I’m reflecting on arriving because two friends and colleagues, Pamela Blunt and Francesca Khanna, are offering a monthly workshop on Presence and Sensitivity. One can be anywhere on the planet and call in or participate in a Zoom call.
Their invitation and introduction shares the words of Rumi from his poem “Bird Wings”.
Your deepest presence is in every small contracting and expanding, the two as beautifully balanced as birds’ wings.
Sinking into that invites a pause. I feel the beat of my heart, it’s transmission through arms to hands and fingers that touch this keyboard sending thoughts who knows where and who cares. Shoulder blades and neck wing, whisks stirring the lift in air. Spine responds, answers a call.
The Presence and Sensitivity invite offers the words of the Vietnamese Buddhist monk and peace activist Thich Nhat Hanh, “Don’t say I depart, I am arriving …”
A few years ago I participated in a Sensory Awareness workshop with Lee Klinger Lesser at Tassajara. Tassajara is a sacred place of enchantment, and after I’d checked in, I was standing in front of the office smiling, feeling gentle with peace, joy, and gratitude.
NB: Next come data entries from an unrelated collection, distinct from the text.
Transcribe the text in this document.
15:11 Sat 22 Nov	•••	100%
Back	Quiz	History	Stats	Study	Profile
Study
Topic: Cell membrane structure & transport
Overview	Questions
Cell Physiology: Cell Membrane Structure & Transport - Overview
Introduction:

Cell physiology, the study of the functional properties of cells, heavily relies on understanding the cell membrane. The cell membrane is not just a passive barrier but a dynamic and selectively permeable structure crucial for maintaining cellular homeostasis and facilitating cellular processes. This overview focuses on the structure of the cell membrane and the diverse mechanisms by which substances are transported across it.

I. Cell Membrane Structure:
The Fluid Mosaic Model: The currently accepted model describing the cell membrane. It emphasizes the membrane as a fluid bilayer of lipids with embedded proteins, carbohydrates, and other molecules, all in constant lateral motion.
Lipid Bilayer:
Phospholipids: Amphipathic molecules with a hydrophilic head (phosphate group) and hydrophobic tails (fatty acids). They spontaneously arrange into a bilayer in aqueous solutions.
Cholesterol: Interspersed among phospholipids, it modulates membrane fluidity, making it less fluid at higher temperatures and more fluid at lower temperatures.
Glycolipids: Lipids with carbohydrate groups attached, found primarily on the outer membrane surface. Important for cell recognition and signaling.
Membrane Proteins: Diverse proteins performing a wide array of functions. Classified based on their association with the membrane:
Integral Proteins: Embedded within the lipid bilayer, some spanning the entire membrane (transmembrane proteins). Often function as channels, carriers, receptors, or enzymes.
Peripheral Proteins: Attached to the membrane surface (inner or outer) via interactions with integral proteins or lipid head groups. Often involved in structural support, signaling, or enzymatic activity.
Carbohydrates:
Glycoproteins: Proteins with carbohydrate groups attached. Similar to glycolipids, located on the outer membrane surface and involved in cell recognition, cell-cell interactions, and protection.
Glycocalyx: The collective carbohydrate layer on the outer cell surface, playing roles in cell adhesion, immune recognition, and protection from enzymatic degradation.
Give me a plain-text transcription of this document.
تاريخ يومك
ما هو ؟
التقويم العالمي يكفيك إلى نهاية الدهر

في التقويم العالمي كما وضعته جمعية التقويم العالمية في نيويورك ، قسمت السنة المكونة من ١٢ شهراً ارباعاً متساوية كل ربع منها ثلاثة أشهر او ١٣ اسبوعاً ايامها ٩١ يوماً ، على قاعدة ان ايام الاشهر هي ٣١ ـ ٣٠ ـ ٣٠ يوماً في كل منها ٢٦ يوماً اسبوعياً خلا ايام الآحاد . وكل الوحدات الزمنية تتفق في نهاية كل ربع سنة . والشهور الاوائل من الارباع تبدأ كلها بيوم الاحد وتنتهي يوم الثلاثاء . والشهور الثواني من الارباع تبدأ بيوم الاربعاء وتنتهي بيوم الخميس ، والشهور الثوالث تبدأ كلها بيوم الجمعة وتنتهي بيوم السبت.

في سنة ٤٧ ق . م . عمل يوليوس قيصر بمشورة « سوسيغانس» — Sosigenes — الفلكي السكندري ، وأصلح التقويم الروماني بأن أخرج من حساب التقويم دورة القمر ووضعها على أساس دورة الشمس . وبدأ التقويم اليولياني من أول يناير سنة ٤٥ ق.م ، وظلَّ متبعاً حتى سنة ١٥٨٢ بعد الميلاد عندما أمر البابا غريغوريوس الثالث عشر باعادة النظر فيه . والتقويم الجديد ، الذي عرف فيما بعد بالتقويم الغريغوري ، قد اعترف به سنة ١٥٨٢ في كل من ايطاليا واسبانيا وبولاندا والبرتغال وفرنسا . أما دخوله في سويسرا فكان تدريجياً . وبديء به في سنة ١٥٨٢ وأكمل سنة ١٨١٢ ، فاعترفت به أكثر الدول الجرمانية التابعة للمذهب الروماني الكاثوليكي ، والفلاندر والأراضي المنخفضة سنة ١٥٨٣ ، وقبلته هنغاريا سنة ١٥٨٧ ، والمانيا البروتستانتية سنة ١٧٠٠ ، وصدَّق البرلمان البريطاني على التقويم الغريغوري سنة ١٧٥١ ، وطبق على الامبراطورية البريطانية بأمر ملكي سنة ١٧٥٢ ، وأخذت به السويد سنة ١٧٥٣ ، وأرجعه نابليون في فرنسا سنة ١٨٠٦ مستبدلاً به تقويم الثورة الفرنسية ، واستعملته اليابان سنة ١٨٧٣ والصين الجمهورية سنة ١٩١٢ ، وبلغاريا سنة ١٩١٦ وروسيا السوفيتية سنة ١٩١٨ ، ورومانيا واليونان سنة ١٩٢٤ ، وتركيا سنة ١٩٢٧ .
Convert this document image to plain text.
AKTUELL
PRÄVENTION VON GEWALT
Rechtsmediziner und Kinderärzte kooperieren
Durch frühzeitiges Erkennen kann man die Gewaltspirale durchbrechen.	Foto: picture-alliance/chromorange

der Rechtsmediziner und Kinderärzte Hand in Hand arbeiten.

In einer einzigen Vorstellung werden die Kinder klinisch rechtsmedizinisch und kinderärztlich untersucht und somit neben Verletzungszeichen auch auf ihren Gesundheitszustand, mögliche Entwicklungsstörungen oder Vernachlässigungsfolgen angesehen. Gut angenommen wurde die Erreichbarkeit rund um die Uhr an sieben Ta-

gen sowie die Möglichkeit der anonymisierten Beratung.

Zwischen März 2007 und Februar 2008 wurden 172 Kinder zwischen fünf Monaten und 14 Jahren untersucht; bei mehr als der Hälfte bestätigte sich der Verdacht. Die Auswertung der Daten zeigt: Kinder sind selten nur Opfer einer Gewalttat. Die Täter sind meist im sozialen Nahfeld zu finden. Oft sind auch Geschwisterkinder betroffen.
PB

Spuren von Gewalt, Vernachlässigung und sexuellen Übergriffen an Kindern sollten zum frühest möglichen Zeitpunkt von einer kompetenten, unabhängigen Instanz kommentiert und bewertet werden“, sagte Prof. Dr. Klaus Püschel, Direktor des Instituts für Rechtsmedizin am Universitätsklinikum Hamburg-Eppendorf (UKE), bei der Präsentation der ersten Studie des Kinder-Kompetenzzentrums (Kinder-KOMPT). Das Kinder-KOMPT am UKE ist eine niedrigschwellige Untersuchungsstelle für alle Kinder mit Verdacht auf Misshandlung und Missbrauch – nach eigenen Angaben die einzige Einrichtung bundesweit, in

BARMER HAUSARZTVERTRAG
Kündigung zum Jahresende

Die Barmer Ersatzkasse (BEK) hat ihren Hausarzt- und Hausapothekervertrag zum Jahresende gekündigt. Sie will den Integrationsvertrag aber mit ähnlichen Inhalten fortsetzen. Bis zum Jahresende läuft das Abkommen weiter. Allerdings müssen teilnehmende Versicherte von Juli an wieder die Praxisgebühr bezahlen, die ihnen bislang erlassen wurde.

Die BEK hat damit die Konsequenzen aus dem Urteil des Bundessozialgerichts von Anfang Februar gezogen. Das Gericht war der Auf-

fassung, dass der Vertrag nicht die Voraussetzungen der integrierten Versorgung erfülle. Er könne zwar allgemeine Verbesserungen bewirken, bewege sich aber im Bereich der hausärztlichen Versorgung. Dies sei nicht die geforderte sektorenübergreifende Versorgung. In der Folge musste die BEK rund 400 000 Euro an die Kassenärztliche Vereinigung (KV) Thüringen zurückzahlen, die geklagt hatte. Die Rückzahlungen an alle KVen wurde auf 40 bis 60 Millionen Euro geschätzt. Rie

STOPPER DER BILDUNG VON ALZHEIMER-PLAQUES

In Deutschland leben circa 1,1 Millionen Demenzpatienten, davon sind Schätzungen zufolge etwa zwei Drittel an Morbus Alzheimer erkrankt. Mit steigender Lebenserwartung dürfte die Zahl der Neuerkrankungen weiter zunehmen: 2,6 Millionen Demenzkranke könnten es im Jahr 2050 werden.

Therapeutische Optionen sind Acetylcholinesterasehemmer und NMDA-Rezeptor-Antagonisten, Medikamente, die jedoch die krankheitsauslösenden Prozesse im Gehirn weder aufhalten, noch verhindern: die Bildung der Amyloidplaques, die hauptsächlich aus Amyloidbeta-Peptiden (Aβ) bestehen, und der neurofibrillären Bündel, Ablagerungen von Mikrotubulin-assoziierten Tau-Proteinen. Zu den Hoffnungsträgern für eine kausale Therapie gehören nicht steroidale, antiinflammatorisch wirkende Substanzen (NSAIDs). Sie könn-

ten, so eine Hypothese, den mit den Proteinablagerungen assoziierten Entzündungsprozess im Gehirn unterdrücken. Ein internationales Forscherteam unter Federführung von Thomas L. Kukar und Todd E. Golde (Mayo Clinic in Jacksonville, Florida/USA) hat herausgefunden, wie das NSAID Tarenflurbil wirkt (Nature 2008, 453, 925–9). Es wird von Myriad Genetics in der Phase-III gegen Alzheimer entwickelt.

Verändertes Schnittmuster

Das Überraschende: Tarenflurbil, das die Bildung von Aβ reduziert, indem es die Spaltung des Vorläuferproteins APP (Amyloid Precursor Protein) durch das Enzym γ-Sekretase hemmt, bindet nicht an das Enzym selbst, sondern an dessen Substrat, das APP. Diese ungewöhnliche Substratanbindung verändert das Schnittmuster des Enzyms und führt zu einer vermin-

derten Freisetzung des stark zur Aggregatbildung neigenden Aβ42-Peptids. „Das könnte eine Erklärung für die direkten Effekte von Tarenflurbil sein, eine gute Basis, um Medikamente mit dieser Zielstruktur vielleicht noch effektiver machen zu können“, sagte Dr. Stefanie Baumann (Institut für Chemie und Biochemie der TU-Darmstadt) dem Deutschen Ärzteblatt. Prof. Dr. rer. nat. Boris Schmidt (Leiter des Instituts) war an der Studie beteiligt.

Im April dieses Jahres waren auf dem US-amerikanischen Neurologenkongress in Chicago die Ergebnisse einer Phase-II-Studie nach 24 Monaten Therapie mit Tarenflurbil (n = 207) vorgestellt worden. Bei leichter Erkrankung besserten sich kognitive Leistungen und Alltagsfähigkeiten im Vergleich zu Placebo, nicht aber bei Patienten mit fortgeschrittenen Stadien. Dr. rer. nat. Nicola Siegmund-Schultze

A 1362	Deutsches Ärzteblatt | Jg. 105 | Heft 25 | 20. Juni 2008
Lee walked up to me smiling, and asked, “Have you arrived?”
“Yes,” I said. “I have arrived”, but after being there working with stones, lying on rocks in the creek, walking back and forth, aware of cleanliness being more than body and teeth, but also mind, a cleansing and flossing of mind and space and intertwining, I knew that with time and this space, I’d embodied a new understanding of arriving.
This moment, right here, enough.
Perhaps arriving is knowing enough – fullness and emptiness and all that is between. My head comes forward and rises, occiput soft to receive.
And now I introduce Crissy. The woman who hosted book group last night has a daughter with special needs. Crissy is in her 30’s, and unabashedly creative in what she wears. Yesterday when I walked up the stairs to their home, she saw me, and gave me a great big hug. She doesn’t know my name, but that didn’t matter. I was clearly there for a hug.
When we gathered in a circle outside, she went around and everyone received a hug, and not a touch of a hug. This was a full body hug that went on and on and on. What a way to begin each moment, with a full body and spiritual hug. It’s not always possible perhaps, but then, intention can be set.
In 1966,Thich Nhat Hanh learned the power of hugs when a woman friend took him to the airport, and asked if it was okay to hug a monk. He thought since he was a Zen teacher, that yes, it must be okay, but then he realized that he was stiff and uncomfortable with the hug. In response, he created hugging meditation.He teaches:
According to the practice, you have to really hug the person you are holding. You have to make him or her very real in your arms, not just for the sake of appearances, patting him on the back to pretend you are there, but breathing consciously and hugging with all your body, spirit, and heart. Hugging meditation is a practice of mindfulness. “Breathing in, I know my dear one is in my arms, alive. Breathing out, she is so precious to me.” If you breathe deeply like that, holding the person you love, the energy of your care and appreciation will penetrate into that person and she will be nourished and bloom like a flower.
That might be enough but he continues on.
Hugging is a deep practice; you need to be totally present to do it correctly. When I drink a glass of water, I invest one hundred percent of myself in drinking it. You can train yourself to live every moment of your daily life like that.
Before hugging, stand facing each other as you follow your breathing and establish your true presence. Then open your arms and hug your loved one. During the first in-breath and out-breath, become aware that you and your beloved are both alive; with the second in-breath and out-breath, think of where you will both be three hundred years from now; and with the third in-breath and out-breath, be aware of how precious it is that you are both still alive.
When you hug this way, the other person becomes real and alive. You don’t need to wait until one of you is ready to depart for a trip; you may hug right now and receive the warmth and stability of your friend in the present moment.